Existential isolation, a third given, refers to the unbridgeable gap between self and others, a gap that exists even in the presence of deeply gratifying interpersonal relationships. One is isolated not only from other beings but, to the extent that one constitutes one’s world, from world as well. Such isolation is to be distinguished from two other types of isolation: interpersonal and intrapersonal isolation.
One experiences
interpersonal
isolation, or loneliness, if one lacks the social skills or personality style that permit intimate social interactions.
Intrapersonal
isolation occurs when parts of the self are split off, as when one splits off emotion from the memory of an event. The most extreme, and dramatic, form of splitting, the multiple personality, is relatively rare (though growing more widely recognized); when it does occur, the therapist may be faced, as was I in the treatment of Marge (“Therapeutic Monogamy”), with the bewildering dilemma of which personality to cherish.
While there is no solution to existential isolation, therapists must discourage false solutions. One’s efforts to escape isolation can sabotage one’s relationships with other people. Many a friendship or marriage has failed because, instead of relating to, and caring for, one another, one person uses another as a shield against isolation.
A common, and vigorous, attempt to solve existential isolation, which occurs in several of these stories, is fusion—the softening of one’s boundaries, the melting into another. The power of fusion has been demonstrated in subliminal perception experiments in which the message “Mommy and I are one,” flashed on a screen so quickly that the subjects cannot consciously see it, results in their reporting that they feel better, stronger, more optimistic—and even in their responding better than other people to treatment (with behavioral modification) for such problems as smoking, obesity, or disturbed adolescent behavior.

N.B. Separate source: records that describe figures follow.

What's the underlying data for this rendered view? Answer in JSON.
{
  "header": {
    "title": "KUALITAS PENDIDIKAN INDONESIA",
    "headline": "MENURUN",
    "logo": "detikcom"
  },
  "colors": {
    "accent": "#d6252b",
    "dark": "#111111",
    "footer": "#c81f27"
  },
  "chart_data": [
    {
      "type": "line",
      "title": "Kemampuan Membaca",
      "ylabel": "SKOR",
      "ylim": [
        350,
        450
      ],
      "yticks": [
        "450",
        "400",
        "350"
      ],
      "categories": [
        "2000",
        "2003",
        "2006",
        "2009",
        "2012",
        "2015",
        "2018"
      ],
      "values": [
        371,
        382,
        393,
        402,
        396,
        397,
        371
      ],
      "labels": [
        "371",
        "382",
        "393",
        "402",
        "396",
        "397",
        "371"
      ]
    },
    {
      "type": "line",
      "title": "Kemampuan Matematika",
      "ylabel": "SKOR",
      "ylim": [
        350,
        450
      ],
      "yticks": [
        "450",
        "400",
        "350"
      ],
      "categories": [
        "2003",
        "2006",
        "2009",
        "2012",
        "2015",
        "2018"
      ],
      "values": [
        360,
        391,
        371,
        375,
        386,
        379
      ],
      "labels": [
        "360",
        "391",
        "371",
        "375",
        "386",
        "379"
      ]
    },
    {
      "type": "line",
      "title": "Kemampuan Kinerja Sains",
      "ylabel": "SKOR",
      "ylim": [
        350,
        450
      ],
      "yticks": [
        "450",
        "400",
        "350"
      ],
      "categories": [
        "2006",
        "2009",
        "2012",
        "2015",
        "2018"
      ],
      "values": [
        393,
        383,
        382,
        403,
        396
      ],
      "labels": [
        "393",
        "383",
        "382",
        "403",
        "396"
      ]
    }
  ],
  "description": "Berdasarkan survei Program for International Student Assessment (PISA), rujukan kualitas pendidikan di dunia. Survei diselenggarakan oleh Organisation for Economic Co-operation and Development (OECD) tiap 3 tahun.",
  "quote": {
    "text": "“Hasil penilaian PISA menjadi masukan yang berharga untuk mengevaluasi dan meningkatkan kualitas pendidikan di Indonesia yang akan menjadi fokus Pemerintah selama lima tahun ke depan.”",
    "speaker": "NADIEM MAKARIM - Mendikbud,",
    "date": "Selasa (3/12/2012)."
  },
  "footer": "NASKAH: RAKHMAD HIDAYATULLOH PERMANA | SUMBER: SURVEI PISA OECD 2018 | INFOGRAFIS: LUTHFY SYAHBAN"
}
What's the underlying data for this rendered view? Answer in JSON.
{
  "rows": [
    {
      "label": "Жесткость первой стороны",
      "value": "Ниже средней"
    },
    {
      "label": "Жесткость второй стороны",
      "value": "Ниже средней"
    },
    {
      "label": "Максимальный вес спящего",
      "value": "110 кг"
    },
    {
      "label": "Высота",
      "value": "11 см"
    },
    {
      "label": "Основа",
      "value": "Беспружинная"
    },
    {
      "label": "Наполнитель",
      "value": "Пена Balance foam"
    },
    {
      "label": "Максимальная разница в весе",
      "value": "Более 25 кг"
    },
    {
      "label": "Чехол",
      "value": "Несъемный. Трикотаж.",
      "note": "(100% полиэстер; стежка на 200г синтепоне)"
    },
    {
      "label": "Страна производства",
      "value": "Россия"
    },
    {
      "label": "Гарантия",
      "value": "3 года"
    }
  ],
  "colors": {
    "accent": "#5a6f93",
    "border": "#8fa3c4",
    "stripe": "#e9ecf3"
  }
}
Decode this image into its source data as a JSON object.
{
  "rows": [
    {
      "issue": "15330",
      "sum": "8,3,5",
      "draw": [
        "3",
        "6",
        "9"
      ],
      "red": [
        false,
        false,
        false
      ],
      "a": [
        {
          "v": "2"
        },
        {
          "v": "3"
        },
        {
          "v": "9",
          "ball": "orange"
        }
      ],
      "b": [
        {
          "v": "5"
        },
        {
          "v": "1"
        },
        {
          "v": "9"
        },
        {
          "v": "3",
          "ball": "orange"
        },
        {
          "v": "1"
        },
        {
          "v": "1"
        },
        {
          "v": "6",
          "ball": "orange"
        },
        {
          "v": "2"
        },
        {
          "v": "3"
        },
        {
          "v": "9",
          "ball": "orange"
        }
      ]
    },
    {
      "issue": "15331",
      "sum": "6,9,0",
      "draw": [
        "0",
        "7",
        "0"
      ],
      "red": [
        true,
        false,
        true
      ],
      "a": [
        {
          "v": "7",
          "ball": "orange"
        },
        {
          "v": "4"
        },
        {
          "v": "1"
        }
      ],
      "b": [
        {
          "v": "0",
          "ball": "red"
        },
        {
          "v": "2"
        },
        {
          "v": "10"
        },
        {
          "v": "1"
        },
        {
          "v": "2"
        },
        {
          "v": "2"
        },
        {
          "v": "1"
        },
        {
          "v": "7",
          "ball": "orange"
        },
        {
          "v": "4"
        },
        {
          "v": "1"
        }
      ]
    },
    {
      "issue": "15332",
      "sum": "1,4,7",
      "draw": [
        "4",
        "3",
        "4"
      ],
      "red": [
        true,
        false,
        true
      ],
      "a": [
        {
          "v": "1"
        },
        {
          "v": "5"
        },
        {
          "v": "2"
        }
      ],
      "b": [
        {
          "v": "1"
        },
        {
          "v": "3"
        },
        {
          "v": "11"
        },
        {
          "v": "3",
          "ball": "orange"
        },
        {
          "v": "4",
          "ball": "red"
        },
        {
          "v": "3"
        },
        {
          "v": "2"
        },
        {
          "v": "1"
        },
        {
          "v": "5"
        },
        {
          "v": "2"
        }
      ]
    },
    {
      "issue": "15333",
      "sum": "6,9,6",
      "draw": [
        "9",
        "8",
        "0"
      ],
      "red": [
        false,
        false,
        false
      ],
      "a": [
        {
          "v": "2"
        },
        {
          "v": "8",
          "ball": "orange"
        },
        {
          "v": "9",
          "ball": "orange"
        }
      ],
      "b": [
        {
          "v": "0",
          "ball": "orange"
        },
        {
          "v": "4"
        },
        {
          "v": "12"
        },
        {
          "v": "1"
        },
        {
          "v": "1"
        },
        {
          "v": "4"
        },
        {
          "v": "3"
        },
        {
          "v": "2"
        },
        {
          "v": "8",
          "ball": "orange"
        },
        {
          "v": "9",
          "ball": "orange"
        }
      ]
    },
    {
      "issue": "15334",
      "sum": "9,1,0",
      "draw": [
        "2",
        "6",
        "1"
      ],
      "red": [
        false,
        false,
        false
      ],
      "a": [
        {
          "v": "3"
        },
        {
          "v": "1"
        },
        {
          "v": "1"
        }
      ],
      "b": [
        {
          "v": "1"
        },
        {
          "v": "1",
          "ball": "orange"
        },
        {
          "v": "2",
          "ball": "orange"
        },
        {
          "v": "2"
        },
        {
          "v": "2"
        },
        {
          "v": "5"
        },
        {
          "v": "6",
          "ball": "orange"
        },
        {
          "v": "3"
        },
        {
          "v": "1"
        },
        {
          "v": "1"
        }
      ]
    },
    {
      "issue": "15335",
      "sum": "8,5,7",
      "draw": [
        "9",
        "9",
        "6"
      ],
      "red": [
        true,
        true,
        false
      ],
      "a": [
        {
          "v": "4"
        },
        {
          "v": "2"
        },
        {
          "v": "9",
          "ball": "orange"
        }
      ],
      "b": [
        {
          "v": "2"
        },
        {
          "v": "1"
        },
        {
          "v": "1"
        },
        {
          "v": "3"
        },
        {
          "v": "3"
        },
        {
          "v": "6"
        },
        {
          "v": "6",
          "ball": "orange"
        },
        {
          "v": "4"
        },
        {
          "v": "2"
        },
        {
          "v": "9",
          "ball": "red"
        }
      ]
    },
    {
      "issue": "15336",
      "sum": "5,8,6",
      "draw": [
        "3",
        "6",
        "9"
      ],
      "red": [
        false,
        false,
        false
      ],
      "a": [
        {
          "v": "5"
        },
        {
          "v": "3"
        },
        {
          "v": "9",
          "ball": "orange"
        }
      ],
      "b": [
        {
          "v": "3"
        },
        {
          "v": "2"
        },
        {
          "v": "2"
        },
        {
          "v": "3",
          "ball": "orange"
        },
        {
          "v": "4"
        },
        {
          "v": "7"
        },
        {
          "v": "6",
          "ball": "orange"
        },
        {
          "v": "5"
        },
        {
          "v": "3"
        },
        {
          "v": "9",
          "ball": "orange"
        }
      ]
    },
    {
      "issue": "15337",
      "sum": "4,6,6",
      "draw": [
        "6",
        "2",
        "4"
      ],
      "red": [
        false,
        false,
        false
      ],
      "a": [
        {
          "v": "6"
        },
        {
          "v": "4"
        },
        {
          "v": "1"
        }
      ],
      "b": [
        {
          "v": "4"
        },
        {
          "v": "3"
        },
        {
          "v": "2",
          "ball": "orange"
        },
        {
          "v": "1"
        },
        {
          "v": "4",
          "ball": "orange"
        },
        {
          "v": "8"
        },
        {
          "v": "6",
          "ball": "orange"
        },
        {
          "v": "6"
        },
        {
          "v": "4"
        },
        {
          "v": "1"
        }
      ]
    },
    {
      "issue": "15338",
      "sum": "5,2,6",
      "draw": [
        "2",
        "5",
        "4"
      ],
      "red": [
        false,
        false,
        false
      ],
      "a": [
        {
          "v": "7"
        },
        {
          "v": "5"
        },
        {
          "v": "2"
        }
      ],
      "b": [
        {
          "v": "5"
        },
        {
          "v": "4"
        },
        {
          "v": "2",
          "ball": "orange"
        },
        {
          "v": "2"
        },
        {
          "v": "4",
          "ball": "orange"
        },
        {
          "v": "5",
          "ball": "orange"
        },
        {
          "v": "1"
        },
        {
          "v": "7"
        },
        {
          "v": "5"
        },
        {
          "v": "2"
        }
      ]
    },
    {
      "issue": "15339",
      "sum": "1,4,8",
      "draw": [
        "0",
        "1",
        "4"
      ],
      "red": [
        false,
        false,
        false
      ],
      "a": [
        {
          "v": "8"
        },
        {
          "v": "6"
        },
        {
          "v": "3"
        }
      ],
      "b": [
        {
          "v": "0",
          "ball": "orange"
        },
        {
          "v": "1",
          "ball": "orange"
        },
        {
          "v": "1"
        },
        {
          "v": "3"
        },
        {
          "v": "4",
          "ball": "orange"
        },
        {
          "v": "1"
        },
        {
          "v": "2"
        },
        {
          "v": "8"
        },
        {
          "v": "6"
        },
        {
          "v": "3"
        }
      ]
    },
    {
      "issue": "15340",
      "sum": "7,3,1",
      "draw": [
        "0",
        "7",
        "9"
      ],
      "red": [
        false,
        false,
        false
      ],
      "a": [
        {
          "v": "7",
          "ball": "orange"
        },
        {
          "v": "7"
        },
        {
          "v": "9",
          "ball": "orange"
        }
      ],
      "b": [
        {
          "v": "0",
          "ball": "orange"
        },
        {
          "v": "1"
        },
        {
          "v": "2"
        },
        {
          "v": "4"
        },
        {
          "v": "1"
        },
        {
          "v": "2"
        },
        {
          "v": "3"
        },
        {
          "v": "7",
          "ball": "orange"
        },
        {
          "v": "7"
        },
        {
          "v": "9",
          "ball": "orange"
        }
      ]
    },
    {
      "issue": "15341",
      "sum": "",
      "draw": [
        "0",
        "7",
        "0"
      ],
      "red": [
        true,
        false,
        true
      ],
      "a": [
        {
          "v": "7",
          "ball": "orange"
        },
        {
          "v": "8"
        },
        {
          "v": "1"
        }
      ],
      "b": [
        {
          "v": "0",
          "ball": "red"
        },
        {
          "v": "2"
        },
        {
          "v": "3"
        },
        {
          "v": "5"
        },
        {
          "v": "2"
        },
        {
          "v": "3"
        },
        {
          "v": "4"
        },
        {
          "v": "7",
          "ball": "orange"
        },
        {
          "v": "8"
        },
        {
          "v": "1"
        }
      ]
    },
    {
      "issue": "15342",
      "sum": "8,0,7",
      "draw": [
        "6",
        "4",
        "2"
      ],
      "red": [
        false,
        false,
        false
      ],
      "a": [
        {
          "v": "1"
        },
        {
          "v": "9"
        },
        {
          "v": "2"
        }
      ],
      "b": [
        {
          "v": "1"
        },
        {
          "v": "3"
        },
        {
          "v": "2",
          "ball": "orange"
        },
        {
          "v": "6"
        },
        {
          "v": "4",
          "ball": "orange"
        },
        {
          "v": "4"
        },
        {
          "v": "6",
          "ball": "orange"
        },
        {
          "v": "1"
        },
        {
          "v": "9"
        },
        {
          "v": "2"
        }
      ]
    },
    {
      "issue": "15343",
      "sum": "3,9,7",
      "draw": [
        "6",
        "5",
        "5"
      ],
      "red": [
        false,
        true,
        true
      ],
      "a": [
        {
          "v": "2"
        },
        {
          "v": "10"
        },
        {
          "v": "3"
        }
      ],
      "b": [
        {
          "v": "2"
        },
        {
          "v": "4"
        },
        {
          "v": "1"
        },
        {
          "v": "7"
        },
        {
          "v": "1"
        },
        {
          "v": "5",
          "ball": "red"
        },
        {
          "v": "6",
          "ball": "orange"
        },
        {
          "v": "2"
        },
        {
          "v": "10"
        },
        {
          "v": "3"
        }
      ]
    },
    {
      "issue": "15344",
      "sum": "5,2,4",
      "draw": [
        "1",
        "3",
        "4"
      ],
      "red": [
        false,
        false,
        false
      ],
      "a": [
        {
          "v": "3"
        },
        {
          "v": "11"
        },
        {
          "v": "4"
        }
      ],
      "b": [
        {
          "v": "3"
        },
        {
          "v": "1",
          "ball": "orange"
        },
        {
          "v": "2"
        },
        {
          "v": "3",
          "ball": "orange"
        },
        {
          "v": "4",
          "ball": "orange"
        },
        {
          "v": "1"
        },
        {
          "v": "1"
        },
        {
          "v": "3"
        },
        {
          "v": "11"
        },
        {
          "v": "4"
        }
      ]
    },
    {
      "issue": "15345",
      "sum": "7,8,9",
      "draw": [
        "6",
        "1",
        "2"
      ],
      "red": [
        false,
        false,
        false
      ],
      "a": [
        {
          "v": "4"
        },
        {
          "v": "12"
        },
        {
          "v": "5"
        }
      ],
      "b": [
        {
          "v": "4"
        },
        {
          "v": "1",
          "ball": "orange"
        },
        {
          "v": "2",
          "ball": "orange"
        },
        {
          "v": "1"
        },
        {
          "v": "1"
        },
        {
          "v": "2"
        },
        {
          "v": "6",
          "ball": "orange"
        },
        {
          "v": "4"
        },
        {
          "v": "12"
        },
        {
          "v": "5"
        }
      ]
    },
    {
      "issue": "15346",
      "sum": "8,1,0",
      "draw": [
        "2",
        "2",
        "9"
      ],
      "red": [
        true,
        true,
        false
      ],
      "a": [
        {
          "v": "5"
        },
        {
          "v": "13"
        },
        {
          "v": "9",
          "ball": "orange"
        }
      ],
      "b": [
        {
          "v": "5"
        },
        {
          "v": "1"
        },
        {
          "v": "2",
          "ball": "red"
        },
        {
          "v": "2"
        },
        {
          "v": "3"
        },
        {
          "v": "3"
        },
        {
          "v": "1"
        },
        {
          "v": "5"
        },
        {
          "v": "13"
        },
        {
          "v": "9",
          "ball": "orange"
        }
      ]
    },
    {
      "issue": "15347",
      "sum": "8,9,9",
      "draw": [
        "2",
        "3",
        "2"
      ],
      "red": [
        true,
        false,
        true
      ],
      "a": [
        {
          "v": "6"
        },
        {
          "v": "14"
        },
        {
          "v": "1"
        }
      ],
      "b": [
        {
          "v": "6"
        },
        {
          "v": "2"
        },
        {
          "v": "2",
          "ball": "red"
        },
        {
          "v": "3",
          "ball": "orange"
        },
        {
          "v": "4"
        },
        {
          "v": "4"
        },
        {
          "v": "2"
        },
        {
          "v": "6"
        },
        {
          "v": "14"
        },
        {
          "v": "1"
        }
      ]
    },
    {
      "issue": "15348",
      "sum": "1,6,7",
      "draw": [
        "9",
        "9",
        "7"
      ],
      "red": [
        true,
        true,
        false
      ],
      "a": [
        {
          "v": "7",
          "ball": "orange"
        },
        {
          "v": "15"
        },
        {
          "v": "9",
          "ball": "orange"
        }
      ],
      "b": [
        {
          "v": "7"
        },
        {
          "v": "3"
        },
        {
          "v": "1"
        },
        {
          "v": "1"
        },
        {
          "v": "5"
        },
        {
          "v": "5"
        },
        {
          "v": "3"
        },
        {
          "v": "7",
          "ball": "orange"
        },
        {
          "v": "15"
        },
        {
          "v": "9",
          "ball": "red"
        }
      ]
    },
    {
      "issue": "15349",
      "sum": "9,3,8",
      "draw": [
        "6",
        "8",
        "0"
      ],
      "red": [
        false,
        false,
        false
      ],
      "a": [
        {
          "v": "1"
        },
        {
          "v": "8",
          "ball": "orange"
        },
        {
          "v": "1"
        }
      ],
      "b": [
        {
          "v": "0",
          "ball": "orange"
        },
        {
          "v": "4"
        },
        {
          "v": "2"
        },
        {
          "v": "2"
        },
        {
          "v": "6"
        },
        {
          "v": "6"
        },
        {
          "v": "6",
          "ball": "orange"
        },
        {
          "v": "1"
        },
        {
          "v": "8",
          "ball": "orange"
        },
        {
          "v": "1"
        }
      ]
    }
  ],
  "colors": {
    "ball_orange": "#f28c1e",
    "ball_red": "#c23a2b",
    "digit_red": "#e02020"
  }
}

One of the great paradoxes of life is that self-awareness breeds anxiety. Fusion eradicates anxiety in a radical fashion—by eliminating self-awareness. The person who has fallen in love, and entered a blissful state of merger, is not self-reflective because the questioning lonely
I
(and the attendant anxiety of isolation) dissolve into the
we.
Thus one sheds anxiety but loses oneself.
This is precisely why therapists do not like to treat a patient who has fallen in love. Therapy and a state of love-merger are incompatible because therapeutic work requires a questioning self-awareness and an anxiety that will ultimately serve as guide to internal conflicts.
Furthermore, it is difficult for me, as for most therapists, to form a relationship with a patient who has fallen in love. In the story “Love’s Executioner,” Thelma would not, for example, relate to me: her energy was completely consumed in her love obsession. Beware the powerful exclusive attachment to another; it is not, as people sometimes think, evidence of the purity of the love. Such encapsulated, exclusive love—feeding on itself, neither giving to nor caring about others—is destined to cave in on itself. Love is not just a passion spark between two people; there is infinite difference between falling in love and standing in love. Rather, love is a way of being, a “giving to,” not a “falling for”; a mode of relating at large, not an act limited to a single person.
Though we try hard to go through life two by two or in groups, there are times, especially when death approaches, that the truth—that we are born alone and must die alone—breaks through with chilling clarity. I have heard many dying patients remark that the most awful thing about dying is that it must be done alone. Yet, even at the point of death, the willingness of another to be fully present may penetrate the isolation. As a patient said in “Do Not Go Gentle,” “Even though you’re alone in your boat, it’s always comforting to see the lights of the other boats bobbing nearby.”